Four Roads Cross (Craft Sequence #5)(81)
“And fail,” the thunder said.
“Quests take time she doesn’t have. And when she fails, Alt Coulumb will be ours.” She clasped her hands and shook them as if preparing to cast a die. “Either way, gentlemen, I look forward to the next few days.”
The storm tolled satisfaction, and high dark clouds laughed, grim and vicious and proud, though not so grim nor so vicious nor so proud as Madeline Ramp.
*
“Okay,” Tara said. “Let’s get to work.”
41
“Thanks for coming,” Tara told Abelard as they rode north to the Alt Coulumb offices of Kelethres, Albrecht, and Ao.
“You really think this will work?”
“Maybe.” A pothole jarred them. “If the Cardinals hadn’t played so close to the vest since Seril came back, we wouldn’t be scrambling now.”
“Churches don’t change overnight,” he said.
“We’ve had a year.”
“A year is overnight for a church.” He leaned back into velvet cushions and crossed his arms, smiling around his cigarette.
“Why so smug?”
“You said ‘we.’”
The carriage let them off at the base of a forty-story glass thorn unmarked by gargoyle prayers and veined with elevator shafts. The building had no door, but one opened anyway when Tara approached.
Black marble and chrome walled the lobby. There were no security guards visible, visible being the operative word. Tara noticed, while they waited for the elevator, that striations in the marble moved when she wasn’t looking.
“That one looks like a mouth,” Abelard said. “So does that one.”
She said nothing. The elevator dinged.
On the ride up, she said, “The next few days will be hard for you.”
He lit a second cigarette with the ember of the first. “I’ll do what I can. Trust in the Lord and His work. I wish I could go with you.”
There was something swollen in her throat. Lousy time to come down with a cold. “I’ll be fine. We both will. This will work.” He didn’t ask how she knew, for which she was grateful.
With a ding, the doors rolled back, and they emerged into a glass maze.
Anywhere else, Kelethres, Albrecht, and Ao’s local office would reside in a skyspire floating over the city. Craftsmen drew strength from starlight and needed buildings that could rise above cloud cover and clinging smog. Alt Coulumb’s flight interdict made such crystal palaces impossible, so the firm’s interior designers adopted an aesthetic echoing the heavens they were denied.
Glass walled the foyer, and glass hallways led to glass conference rooms and offices. Some panes were smoked translucent, others matte black; employees could adjust opacity as needed. The receptionist (a suited man with thin dark hair and the thick frame of an athlete who had abandoned his sport) sat at a translucent glass desk; his lower body was a textured black blur.
Tara’s skin felt so tight she feared it might split. What was she afraid of? This was just an immensely powerful firm she’d snubbed by quitting.
“Tara Abernathy,” she said to the receptionist, “and Technician Abelard of the Church of Kos Everburning, for Elayne Kevarian.”
The receptionist rifled through a book whose writing tangled and rearranged as the pages turned. “She’s not in the office. And she’s dreaming.”
“It’s urgent. Any way you could slot us in?”
“Your name, again?”
“Abernathy.”
He flipped to the rear of the book, consulted an index, changed back, frowned, scribbled a note on a slip of paper, and slid it into a pneumatic tube.

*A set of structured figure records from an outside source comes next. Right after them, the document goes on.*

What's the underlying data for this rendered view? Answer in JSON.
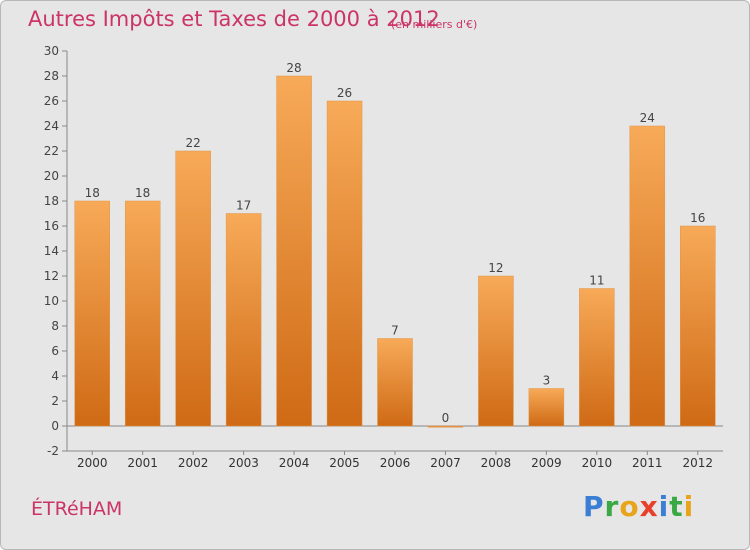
{
  "header": {
    "title": "Autres Impôts et Taxes de 2000 à 2012",
    "subtitle": "(en milliers d'€)"
  },
  "footer": {
    "commune": "ÉTRéHAM",
    "logo_text": "Proxiti",
    "logo_colors": [
      "#3a7fd5",
      "#3aa843",
      "#e8a51c",
      "#e8402a",
      "#3a7fd5",
      "#3aa843",
      "#e8a51c"
    ]
  },
  "colors": {
    "accent": "#cc3366",
    "bar_light": "#f5a54e",
    "bar_dark": "#d06a14",
    "background": "#e6e6e6"
  },
  "chart_data": {
    "type": "bar",
    "categories": [
      "2000",
      "2001",
      "2002",
      "2003",
      "2004",
      "2005",
      "2006",
      "2007",
      "2008",
      "2009",
      "2010",
      "2011",
      "2012"
    ],
    "values": [
      18,
      18,
      22,
      17,
      28,
      26,
      7,
      0,
      12,
      3,
      11,
      24,
      16
    ],
    "data_labels": [
      "18",
      "18",
      "22",
      "17",
      "28",
      "26",
      "7",
      "0",
      "12",
      "3",
      "11",
      "24",
      "16"
    ],
    "ylim": [
      -2,
      30
    ],
    "yticks": [
      -2,
      0,
      2,
      4,
      6,
      8,
      10,
      12,
      14,
      16,
      18,
      20,
      22,
      24,
      26,
      28,
      30
    ],
    "grid": false
  }
}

Far beneath the wooden floor, in a chamber walled with concrete, silver, polycarbonate steel, and sound-deadening foam, rows of dreamers lay chained to tables, gagged and blindfolded. The gags muffled their screams and kept them from gnawing off their tongues. An attendant took the receptionist’s note from the pneumatic tube, bent beside a dreamer, removed the muff from her ear, and whispered the message there. The woman went rigid, twitched, and with the quill pen bound to her free hand scribbled a response on a roll of paper that spooled beneath her pen nib. The attendant razored the response free, returned to the vacuum tube, and—
Tara knew the process—she’d never been much of a nightmare jockey, but one did familiarize oneself with the basic tools of one’s profession—but she was glad she didn’t have to watch. Blood and piss didn’t mesh with professional attire. But that, as the Iskari said, was war. No arguing with efficiency: in under a minute, the pneumatic tube vomited her answer. “A technician will join you shortly.” A complex Craftwork sigil occupied the center of his desk, all correspondence runes and irreproducible angles. He traced a glyph-line sequence, and green fire trailed his fingertip. “Have a seat.”
“Maybe we could leave a message?” Abelard whispered.
“We can still talk to her. We have to jump a few hurdles first, is all.”
“What kind of hurdles?”
“Don’t worry,” she said. “We’ll be fine.”
The tech escorted them down a smoked-glass hall to a chamber of tables with tops molded to fit the usual human extremities. “Lie here,” she said, with a slight Camlaander lilt, “side by side, if you please.”